Confronting Political Control of the Police

I have just retired after a 33 year career at Scotland Yard. In the last 10 years I have watched with increasing concern and anger the slow motion demolition of the age old constitutional independence of policing in the UK. When I joined in 1976 I was taught and embraced the concept and role of policing as being part of the judicial process and not of the governing executive. This position is crucial to ensuring that the best public protection interests of this proud nation are always carried first and not short term political opportunism and exploitation.

In the last 10 years I have witnessed and been a direct recipient of creeping political interference from the Home Office in operational affairs. This has been both inciduous  and directly threatening. This trend continues unabated and I fear the UK is sleep walking into the first signs of a possible police state in 25 years time unless the electorate and regulatory authorities such as the Home Affairs Select Committee take robust action.
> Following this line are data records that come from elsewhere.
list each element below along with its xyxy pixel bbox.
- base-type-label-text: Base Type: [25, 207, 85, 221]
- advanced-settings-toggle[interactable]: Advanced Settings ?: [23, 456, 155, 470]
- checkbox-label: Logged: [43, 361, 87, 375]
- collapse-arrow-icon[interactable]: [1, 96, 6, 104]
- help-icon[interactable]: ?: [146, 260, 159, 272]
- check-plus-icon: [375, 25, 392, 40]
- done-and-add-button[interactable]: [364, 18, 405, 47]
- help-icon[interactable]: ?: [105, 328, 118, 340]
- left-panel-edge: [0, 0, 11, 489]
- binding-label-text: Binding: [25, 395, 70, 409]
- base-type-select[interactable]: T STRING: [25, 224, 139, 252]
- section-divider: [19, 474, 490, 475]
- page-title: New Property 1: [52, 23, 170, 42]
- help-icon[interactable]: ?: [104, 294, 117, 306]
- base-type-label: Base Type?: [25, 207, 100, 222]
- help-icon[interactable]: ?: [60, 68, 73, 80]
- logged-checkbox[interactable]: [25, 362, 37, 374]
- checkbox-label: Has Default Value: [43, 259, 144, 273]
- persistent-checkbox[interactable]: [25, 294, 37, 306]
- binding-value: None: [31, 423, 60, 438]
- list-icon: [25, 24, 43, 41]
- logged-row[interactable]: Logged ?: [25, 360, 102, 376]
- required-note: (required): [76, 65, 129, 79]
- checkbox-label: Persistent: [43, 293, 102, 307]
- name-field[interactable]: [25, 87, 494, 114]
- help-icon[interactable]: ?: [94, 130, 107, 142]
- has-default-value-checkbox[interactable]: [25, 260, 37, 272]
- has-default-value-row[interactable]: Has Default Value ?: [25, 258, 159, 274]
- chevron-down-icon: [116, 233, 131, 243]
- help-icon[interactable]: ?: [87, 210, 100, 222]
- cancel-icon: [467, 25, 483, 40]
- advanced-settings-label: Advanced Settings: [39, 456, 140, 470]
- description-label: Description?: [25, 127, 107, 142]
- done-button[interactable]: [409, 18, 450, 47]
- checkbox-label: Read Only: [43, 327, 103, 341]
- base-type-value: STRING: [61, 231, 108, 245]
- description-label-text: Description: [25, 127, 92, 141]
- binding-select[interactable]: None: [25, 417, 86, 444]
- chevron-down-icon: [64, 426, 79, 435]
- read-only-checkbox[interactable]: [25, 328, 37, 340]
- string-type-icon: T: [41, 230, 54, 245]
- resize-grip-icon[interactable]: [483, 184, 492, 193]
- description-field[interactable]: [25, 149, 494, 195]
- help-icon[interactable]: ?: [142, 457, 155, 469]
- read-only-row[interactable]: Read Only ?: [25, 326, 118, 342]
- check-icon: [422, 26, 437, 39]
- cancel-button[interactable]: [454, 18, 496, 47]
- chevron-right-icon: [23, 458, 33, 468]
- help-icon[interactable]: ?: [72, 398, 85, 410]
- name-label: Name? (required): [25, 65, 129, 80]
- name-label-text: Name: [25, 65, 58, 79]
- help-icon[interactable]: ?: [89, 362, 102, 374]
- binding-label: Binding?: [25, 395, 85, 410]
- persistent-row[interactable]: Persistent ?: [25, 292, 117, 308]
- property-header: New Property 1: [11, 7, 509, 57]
I could easily write a dissertation on this of hundreds of pages but here are the headlines:

The signs:

  • Increasing reliance on specific funding streams for policing centred on issues of political interest rather than operational need and priority. The police cannot mount extra operations on top of basic patrolling and detection work without funding to pay for the extra resources, overtime and equipment. The government, knowing this have increasingly been very specific over what they will fund which has prevented priority operations being mounted and a complete distortion of response to “flavour of the month” issues
  • Direct Ministerial and Civil Servant threats to individual police officers to act in a way prejudicial to independent policing and to follow Home Office demands over methodology and outsourcing contracts. I have experienced this first hand with threats on my promotion and progression
  • The increasing reliance and devolvement of policing to the private security industry and non warranted personnel such as Police Community Support Officers. Without a fundamental examination of roles and responsibilities afforded by a Royal Commission this will not be resolved and will inevitably assist the Home Office in diluting and dividing the power and authority base of the police. Core policing functions MUST be defined. This can only be done by a truly knowledgeable and informed independent Royal Commission. No wonder this has been continually refused by the incumbent government. Its not in their interests.
  • The disbandment of police authorities without any clear debate or presentation of the succession plan for Police Commissioners. The small print makes it quite clear that the new appointees can be political party members carrying a full and explicit political agenda of their own. These single person appointees can hire and fire Chief Constables and are dedicated full time to sitting on the Chief Constables shoulder overseeing and ultimately directing his operational work. Some will do this well and some will be a dangerous destabilising point of influence pursuing short term goals. The electorate seem completely ignorant of the ramifications of this with a heavy post code lottery effect.
  • The increasing control and influence of HM Government over Chief Officer selection rather than a robust and transparent selection criteria based on leadership and management expertise.
  • The sudden inclusion of a Home Office preferred candidate for the top police inspectorate position. This person has very limited knowledge and experience of policing systems and demands but a ruthless focus on budgetry efficiency. The need for Operational effectiveness, as well, seems to have been conveniently forgotten in the equation balance.

If the good people of the UK want these changes fine but at the moment there has been a conspiracy of silence and muffled debate. Please wake up before it is too late. Seek the facts from the legislation detail itself and lobby your MP and Keith Vaz, Chairman of The Home Affairs Select Committee to robustly interrogate and challenge the executive machine.

 

 

 

2 Responses to Confronting Political Control of the Police

  1. Political correctness as well as the sudden and dramitic increase in the civilian workforce in my opinion has seriously contributed towards the valid points expressed above. Get rid of a lot of civilian staff especially those that deal directly with police officers welfare , give back those jobs now occuplied by the civilans that need police experience. Get rid of the PCSO’s and replace them with trainied police officers. Let the poolice do the job and do not treat them or the service like a commercial business

    • admin says:

      Hi Graham, So much has changed since 1976 when I joined. Teamwork, professionalism, public duty over individualism and being non political all seem to have declined dramatically. I have written repeatedly to my local MP Mark Field but he seems very supportive of all the changes. I have stopped voting Tory and await the inevitable melt down. Only a full blown national crisis which sweeps away much of the current political leadership will change things in the police. I half expect a PCSO to turn up to investigate a homicide soon!